Las palabras de Roberto son interrumpidas por un altavoz, a través del cual un hombre invita a la resistencia, a luchar contra las reformas federales. «¿Ahora quiénes son éstos?», pregunta el cantinero, que abandona su puesto y se dirige a la calle. Un puñado de jóvenes –y no tan jóvenes– que se asumen comunistas se extiende sobre la calle. Al frente va un auto, perezoso; en el toldo se ve el altavoz del que se desprenden las consignas del conductor. Detrás desfilan decenas de personas; algunas ondean la bandera roja con la hoz y el martillo amarillos, convencidas de que sus exigencias son justas…
Roberto vuelve tras de sí, se reinstala en el banco y retoma el flujo de sus frases. Ha visto protestar a miles y miles de personas frente a su cantina. Protestas de todo tipo. Pero ahora la crisis económica ocupa un lugar de privilegio en las charlas. Confiesa que ha bajado la clientela, aunque no faltan los fieles que buscan en La Estrella la tranquilidad que el siglo XXI ha arrebatado, con sus prisas y exigencias para sobrevivir.
Las paredes hablan: cuentan sus años desde un rincón de la humedad.
También hay jóvenes –mujeres y hombres– que de cuando en cuando visitan la cantina, atraídos por la fachada que invita a la curiosidad y que, una vez en el interior, descubren el encanto de un sitio que alberga más de 90 años de historia.
La puerta izquierda se abre. Tanto sol impide descubrir de quién se trata: un individuo en mangas de camisa, pantalón casual y zapatos bien lustrados. Quizás es un burócrata. Pide permiso para entrar al baño; al salir, ordena una cerveza y se recarga sobre la barra, al tiempo que se queja del calor y en seguida resbala el líquido amargo con prisa por su garganta.

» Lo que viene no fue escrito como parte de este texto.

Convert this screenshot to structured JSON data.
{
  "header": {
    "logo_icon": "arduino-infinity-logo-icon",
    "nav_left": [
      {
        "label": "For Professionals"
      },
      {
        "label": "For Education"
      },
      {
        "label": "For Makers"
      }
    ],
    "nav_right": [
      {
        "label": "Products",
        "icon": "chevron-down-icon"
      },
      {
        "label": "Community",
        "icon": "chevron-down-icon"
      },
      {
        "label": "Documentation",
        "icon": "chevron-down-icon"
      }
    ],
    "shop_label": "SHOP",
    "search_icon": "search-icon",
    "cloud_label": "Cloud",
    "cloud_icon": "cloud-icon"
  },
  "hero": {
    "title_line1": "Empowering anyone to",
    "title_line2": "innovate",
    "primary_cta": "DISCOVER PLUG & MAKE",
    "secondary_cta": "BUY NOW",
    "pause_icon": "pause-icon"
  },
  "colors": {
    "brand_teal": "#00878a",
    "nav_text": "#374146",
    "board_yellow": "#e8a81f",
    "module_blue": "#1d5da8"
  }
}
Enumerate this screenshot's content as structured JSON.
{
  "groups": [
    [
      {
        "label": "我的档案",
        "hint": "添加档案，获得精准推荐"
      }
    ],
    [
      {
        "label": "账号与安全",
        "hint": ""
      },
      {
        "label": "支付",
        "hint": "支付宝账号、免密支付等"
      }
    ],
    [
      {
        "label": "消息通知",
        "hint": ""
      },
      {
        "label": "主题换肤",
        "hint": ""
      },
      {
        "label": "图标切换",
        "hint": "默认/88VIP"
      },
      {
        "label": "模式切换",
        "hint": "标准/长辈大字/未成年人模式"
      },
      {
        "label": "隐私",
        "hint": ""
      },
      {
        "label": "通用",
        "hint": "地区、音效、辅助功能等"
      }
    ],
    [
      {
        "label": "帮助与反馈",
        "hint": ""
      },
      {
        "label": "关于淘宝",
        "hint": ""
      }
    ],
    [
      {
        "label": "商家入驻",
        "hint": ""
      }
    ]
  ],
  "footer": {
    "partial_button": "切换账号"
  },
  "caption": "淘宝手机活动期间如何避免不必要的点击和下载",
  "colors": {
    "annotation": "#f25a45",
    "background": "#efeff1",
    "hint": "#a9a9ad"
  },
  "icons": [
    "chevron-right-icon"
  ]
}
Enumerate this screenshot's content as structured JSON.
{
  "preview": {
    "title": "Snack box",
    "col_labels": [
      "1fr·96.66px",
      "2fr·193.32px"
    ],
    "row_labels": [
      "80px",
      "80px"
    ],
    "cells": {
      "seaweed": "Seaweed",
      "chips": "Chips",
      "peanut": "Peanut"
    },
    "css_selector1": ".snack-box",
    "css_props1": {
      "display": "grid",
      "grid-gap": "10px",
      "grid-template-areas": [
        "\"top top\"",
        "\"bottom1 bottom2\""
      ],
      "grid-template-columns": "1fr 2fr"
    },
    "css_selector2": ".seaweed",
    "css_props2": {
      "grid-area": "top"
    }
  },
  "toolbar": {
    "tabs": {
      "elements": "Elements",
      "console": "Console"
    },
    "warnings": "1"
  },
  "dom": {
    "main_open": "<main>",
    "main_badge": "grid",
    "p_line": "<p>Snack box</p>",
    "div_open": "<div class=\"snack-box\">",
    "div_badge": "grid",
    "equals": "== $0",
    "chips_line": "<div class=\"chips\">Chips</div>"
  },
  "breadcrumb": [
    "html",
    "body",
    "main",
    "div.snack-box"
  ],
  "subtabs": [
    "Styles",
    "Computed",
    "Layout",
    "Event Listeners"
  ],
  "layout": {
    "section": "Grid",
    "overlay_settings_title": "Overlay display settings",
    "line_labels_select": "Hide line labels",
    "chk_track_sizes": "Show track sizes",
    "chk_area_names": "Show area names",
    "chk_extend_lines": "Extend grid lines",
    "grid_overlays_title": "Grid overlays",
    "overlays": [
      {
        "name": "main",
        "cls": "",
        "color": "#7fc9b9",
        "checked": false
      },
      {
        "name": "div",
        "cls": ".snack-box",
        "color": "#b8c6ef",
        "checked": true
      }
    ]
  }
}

Desde una pared lateral, victorioso, Lowry observa con la claridad de sus ojos que en cada hombre habita un Geoffrey Firmin. Es un retrato enmarcado que le obsequió a Roberto Ruiz la Fundación Malcolm Lowry, el 2 de noviembre de 2012, a propósito de un homenaje que realizaron al británico en La Estrella.
Porque Lowry bebió en esa cantina, cuentan los rumores. En La Estrella sofocó una parte del fuego que nunca dejó de incendiarlo. De no haber sido cierto, en nuestros días es el parroquiano que no abandona jamás La Estrella, ese último refugio de los hombres solos.